Characterization of hydrogenated niobium interlayer and its application in TiAl/Ti2AlNb diffusion bonding

Abstract

Hydrogenation of niobium foil was achieved by cathodic charging and its application as the interlayer facilitates a sound joint of TiAl/Ti2AlNb. The microstructure and mechanical properties of hydrogenated niobium were characterized by scanning electron microscopy (SEM), transmission electron microscopy (TEM), X-ray diffraction (XRD), nano-indentation and thermogravimetry (TG) analysis. It is demonstrated that the plasticity of the surface of niobium interlayer is improved and dislocation density in niobium crystal lattice increases significantly, owing to the process of niobium interlayer hydrogenation and subsequent dehydrogenation.

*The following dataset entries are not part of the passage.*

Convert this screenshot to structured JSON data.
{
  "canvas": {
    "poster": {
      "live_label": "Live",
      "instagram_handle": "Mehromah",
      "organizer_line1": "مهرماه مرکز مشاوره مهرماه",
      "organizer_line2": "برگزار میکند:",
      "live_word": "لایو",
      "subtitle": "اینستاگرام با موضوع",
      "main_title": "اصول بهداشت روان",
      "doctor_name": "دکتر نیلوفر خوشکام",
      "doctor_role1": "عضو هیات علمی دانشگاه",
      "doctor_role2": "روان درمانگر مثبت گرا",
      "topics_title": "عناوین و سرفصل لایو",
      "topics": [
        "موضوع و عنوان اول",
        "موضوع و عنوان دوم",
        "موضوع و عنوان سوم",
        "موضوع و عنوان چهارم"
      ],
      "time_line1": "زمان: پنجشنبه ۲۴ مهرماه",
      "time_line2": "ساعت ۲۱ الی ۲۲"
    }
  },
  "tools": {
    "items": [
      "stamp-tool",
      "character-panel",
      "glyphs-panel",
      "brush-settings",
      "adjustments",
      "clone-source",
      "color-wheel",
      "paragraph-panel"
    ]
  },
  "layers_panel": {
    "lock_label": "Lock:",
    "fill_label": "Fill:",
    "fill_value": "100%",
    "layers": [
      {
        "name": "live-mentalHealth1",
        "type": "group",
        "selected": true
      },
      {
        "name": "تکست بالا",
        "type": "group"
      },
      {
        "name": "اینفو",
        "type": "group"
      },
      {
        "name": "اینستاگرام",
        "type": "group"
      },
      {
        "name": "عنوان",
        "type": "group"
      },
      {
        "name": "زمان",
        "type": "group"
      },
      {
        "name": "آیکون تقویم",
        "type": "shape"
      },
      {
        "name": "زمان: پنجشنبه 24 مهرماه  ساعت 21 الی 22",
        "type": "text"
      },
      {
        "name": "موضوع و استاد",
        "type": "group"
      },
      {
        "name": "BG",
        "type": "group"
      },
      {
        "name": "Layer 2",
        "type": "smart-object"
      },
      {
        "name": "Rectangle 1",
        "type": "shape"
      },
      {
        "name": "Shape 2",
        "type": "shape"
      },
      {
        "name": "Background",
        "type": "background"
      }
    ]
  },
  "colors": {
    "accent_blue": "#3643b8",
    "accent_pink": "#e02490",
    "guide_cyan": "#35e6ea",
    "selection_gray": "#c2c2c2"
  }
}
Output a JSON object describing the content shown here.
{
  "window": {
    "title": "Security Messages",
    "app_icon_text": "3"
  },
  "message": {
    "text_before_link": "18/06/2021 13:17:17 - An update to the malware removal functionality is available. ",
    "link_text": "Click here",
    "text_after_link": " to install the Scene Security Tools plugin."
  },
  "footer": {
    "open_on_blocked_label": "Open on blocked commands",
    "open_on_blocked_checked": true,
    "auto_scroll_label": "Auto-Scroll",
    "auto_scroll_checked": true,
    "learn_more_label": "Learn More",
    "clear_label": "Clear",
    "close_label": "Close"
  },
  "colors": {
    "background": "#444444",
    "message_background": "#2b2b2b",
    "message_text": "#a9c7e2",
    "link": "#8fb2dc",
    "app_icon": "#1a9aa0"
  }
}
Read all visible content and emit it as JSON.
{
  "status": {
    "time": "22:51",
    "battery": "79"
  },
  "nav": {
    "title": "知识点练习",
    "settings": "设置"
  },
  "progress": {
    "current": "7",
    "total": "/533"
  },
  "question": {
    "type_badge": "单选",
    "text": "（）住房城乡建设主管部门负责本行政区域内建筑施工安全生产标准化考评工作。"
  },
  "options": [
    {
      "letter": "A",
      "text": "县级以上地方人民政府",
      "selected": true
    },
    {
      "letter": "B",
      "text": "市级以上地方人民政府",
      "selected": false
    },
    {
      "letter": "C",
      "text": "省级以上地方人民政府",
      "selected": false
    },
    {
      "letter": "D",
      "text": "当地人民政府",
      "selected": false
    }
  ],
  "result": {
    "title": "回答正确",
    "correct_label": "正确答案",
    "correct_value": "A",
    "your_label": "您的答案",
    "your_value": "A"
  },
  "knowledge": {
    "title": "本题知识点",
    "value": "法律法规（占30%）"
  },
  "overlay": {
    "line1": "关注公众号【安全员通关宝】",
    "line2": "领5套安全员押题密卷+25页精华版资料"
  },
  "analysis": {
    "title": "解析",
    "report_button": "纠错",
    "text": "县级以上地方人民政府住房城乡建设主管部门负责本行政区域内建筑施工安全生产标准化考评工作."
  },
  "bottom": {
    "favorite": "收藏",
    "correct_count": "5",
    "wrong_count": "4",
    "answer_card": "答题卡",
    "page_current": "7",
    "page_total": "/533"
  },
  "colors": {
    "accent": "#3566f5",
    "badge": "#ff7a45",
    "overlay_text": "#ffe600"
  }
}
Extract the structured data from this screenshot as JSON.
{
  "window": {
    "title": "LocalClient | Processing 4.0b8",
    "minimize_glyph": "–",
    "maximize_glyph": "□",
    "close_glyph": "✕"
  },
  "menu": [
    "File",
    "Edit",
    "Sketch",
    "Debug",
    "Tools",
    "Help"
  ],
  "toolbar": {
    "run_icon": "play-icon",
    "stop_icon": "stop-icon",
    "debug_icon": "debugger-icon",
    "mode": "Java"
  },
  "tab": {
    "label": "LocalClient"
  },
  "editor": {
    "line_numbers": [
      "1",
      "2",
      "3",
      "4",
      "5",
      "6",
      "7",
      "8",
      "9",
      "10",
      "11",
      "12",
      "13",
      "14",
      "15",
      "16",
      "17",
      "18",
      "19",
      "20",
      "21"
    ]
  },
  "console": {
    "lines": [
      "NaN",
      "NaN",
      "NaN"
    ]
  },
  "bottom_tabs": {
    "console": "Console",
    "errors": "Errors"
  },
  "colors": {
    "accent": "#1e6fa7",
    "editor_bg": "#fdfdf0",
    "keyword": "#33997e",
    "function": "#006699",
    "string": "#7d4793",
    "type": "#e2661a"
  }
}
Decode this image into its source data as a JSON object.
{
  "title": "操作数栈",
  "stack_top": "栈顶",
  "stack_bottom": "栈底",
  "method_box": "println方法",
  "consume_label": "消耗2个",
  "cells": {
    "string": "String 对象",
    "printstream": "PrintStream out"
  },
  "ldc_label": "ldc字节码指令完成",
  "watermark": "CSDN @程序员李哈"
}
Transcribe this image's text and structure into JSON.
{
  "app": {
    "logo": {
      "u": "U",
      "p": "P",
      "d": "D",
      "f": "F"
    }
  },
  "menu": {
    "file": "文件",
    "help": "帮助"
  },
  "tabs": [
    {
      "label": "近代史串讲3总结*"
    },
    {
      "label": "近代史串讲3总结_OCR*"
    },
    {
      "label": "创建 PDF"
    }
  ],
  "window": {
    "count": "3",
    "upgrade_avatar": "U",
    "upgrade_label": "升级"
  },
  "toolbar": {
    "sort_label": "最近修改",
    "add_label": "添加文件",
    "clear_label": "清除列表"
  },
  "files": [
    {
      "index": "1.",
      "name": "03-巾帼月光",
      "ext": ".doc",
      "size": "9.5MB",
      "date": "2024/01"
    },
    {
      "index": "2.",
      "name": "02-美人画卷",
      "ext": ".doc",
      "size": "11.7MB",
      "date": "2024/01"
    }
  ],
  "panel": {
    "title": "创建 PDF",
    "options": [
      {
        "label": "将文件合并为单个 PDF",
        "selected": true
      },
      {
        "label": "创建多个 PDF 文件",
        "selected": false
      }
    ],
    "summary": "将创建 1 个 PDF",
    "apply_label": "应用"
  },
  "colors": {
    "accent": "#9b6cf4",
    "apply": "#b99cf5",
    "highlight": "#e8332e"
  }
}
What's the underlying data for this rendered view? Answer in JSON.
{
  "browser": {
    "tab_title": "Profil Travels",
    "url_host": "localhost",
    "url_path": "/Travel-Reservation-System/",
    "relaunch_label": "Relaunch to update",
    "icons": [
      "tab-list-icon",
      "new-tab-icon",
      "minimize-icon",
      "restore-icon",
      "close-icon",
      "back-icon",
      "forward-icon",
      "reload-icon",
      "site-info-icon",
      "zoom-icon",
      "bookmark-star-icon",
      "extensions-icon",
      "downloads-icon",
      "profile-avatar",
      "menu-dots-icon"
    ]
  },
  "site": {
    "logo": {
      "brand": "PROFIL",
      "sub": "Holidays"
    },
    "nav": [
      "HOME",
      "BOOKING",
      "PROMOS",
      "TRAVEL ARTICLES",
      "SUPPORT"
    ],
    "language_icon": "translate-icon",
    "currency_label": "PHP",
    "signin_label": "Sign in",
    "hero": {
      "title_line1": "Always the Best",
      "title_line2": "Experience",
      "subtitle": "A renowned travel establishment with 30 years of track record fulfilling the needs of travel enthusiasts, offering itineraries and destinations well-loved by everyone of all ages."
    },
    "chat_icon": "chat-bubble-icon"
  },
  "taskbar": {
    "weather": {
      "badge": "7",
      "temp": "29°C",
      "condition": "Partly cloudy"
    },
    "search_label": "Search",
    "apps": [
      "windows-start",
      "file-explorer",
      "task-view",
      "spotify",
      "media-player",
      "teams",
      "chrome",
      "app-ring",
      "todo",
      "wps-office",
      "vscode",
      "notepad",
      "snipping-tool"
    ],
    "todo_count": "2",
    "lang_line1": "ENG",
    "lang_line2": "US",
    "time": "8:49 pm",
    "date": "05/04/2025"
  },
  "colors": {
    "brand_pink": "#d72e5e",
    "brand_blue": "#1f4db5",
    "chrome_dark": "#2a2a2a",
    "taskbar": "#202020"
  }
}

To investigate the effect of the hydrogenation of the niobium interlayer on the TiAl/Ti2AlNb diffusion bonding joint, the pure niobium foil was also applied as the interlayer for comparison. The effect of the bonding parameters on the interfacial microstructure evolution and mechanical properties of the joints were systematically analyzed by SEM coupled with an energy-dispersive spectroscopy (EDS) and shear test. The typical microstructure of the joint is found to be TiAl/B2 phase/Nb/δ phase/β phase/Ti2AlNb. With the increase of the hydrogen content, bonding temperature, holding time and bonding pressure, the bonding defects decreased and the thickness of the diffusion layer increased correspondingly. The shear strength of joint reached 258.9 MPa at 950 °C for 40 min under a pressure of 5 MPa with the hydrogenated niobium interlayer of 1.0 wt% hydrogen content.